It hasn’t always been pretty for Pittsburgh Pirates closer Joel Hanrahan, but no matter your opinion of the Bucs All-Star, you simply can’t ignore the results.
Many fans have wished the Pirates may have traded Hanrahan for a bat and they may be right that he’s the one trade chip that could fetch a decent hitter, but we’ve crossed that bridge now to the point where Hanrahan is far too valuable to this current Pirates team.
Closers on losing teams are replaceable. Closers on winning teams are not and last time I checked the Pirates were winning.
Like him or not, he gets the job done. You simply can’t argue with the numbers.
In the past year and a half, Hanrahan has converted 63 of his 70 save opportunities.

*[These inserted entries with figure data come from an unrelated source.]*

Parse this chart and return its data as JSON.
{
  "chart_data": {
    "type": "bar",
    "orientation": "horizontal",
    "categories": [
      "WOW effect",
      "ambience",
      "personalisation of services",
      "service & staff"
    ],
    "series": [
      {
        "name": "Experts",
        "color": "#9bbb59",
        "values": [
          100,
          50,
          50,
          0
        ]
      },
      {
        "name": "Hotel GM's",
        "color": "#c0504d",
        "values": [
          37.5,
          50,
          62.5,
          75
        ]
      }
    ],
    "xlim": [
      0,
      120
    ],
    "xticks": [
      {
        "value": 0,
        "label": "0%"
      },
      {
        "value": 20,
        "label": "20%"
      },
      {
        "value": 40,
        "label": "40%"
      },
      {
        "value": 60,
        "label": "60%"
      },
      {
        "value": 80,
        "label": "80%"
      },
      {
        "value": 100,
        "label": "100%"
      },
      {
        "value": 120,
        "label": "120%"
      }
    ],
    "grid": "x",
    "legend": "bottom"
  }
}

That’s a 90 percent clip, something no other closer that has been in that role for the past two years, other than Detroit’s Jose Valverde (95.5 percent) can boast.

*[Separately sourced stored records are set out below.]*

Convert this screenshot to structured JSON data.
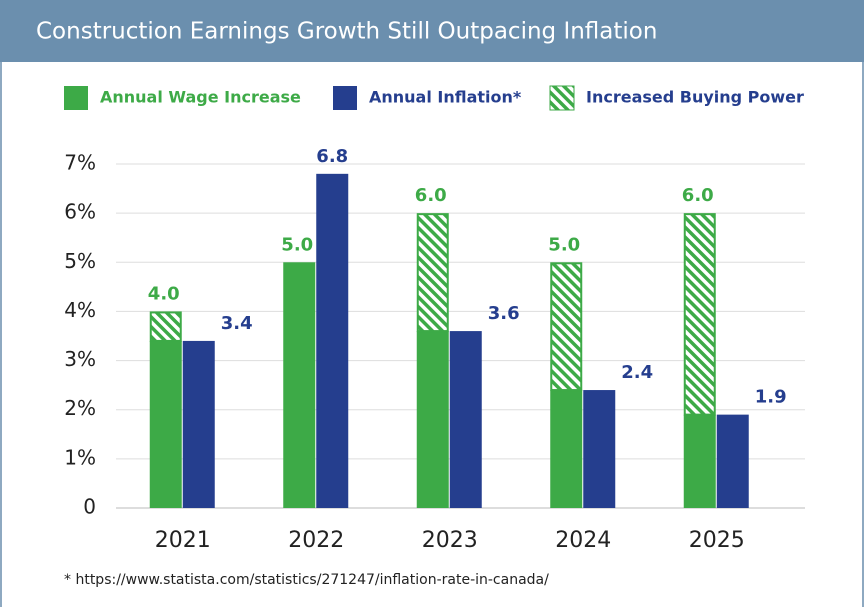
{
  "chart_data": {
    "type": "bar",
    "title": "Construction Earnings Growth Still Outpacing Inflation",
    "categories": [
      "2021",
      "2022",
      "2023",
      "2024",
      "2025"
    ],
    "series": [
      {
        "name": "Annual Wage Increase",
        "color": "#3daa47",
        "values": [
          4.0,
          5.0,
          6.0,
          5.0,
          6.0
        ],
        "value_labels": [
          "4.0",
          "5.0",
          "6.0",
          "5.0",
          "6.0"
        ]
      },
      {
        "name": "Annual Inflation*",
        "color": "#253e8e",
        "values": [
          3.4,
          6.8,
          3.6,
          2.4,
          1.9
        ],
        "value_labels": [
          "3.4",
          "6.8",
          "3.6",
          "2.4",
          "1.9"
        ]
      }
    ],
    "hatch_legend": {
      "name": "Increased Buying Power",
      "color": "#3daa47"
    },
    "ylim": [
      0,
      7
    ],
    "yticks": [
      0,
      {
        "value": 1,
        "label": "1%"
      },
      {
        "value": 2,
        "label": "2%"
      },
      {
        "value": 3,
        "label": "3%"
      },
      {
        "value": 4,
        "label": "4%"
      },
      {
        "value": 5,
        "label": "5%"
      },
      {
        "value": 6,
        "label": "6%"
      },
      {
        "value": 7,
        "label": "7%"
      }
    ],
    "grid": true,
    "footnote": "* https://www.statista.com/statistics/271247/inflation-rate-in-canada/"
  }
}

In that span, baseball is batting only .194 against “The Hammer.”
Looking solely at the 2012 season, Hanrahan has converted 23-of-26 save chances, ranking him among the big league leaders once again in saves.

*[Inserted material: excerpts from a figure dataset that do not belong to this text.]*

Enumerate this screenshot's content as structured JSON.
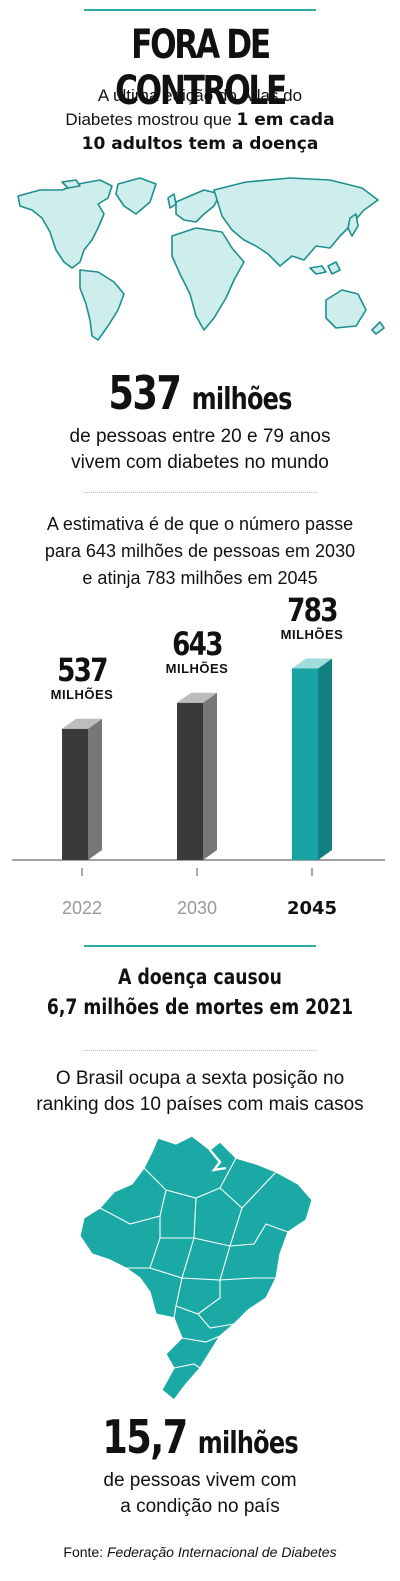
{
  "title": "FORA DE CONTROLE",
  "intro": {
    "line1": "A última edição do Atlas do",
    "line2_plain": "Diabetes mostrou que ",
    "line2_bold": "1 em cada",
    "line3_bold": "10 adultos tem a doença"
  },
  "stat_world": {
    "number": "537",
    "unit": "milhões",
    "line1": "de pessoas entre 20 e 79 anos",
    "line2": "vivem com diabetes no mundo"
  },
  "estimate": {
    "line1": "A estimativa é de que o número passe",
    "line2": "para 643 milhões de pessoas em 2030",
    "line3": "e atinja 783 milhões em 2045"
  },
  "chart_data": {
    "type": "bar",
    "categories": [
      "2022",
      "2030",
      "2045"
    ],
    "values": [
      537,
      643,
      783
    ],
    "value_labels": [
      "537",
      "643",
      "783"
    ],
    "value_unit": "MILHÕES",
    "highlight_category": "2045",
    "colors": {
      "gray_front": "#3a3a3a",
      "gray_side": "#777777",
      "gray_top": "#bdbdbd",
      "teal_front": "#1aa3a5",
      "teal_side": "#137f81",
      "teal_top": "#9fdcdc"
    }
  },
  "deaths": {
    "line1": "A doença causou",
    "line2": "6,7 milhões de mortes em 2021"
  },
  "brazil_rank": {
    "line1": "O Brasil ocupa a sexta posição no",
    "line2": "ranking dos 10 países com mais casos"
  },
  "stat_brazil": {
    "number": "15,7",
    "unit": "milhões",
    "line1": "de pessoas vivem com",
    "line2": "a condição no país"
  },
  "source": {
    "label": "Fonte: ",
    "name": "Federação Internacional de Diabetes"
  },
  "colors": {
    "accent": "#2aa9a8",
    "map_fill": "#cdeeed",
    "map_stroke": "#1f8f8e",
    "brazil_fill": "#1aa9a4"
  }
}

The Hammer is a big part of why the Bucs have the best bullpen ERA (2.48) in all of baseball.
Having Hanrahan down there is a luxury that pays off almost every time.
When the Pirates lead after seven innings, they are 41-0 on the season.
Even in his three blown saves, the Bucs have found a way to bail him out.
It’s a scary thought to think where the Pirates would be without the production of Andrew McCutchen, but the same can be said about Hanrahan as well.
Without him closing the door, the Pirates likely wouldn’t be in first place and probably wouldn’t be in a pennant race.
There are very few automatic things in the game of baseball, but Hanrahnan has been as close as it gets.
It may not be pretty all the time and he may be frustrating to watch, but Hanrahan gets the job done and you can’t argue with the results.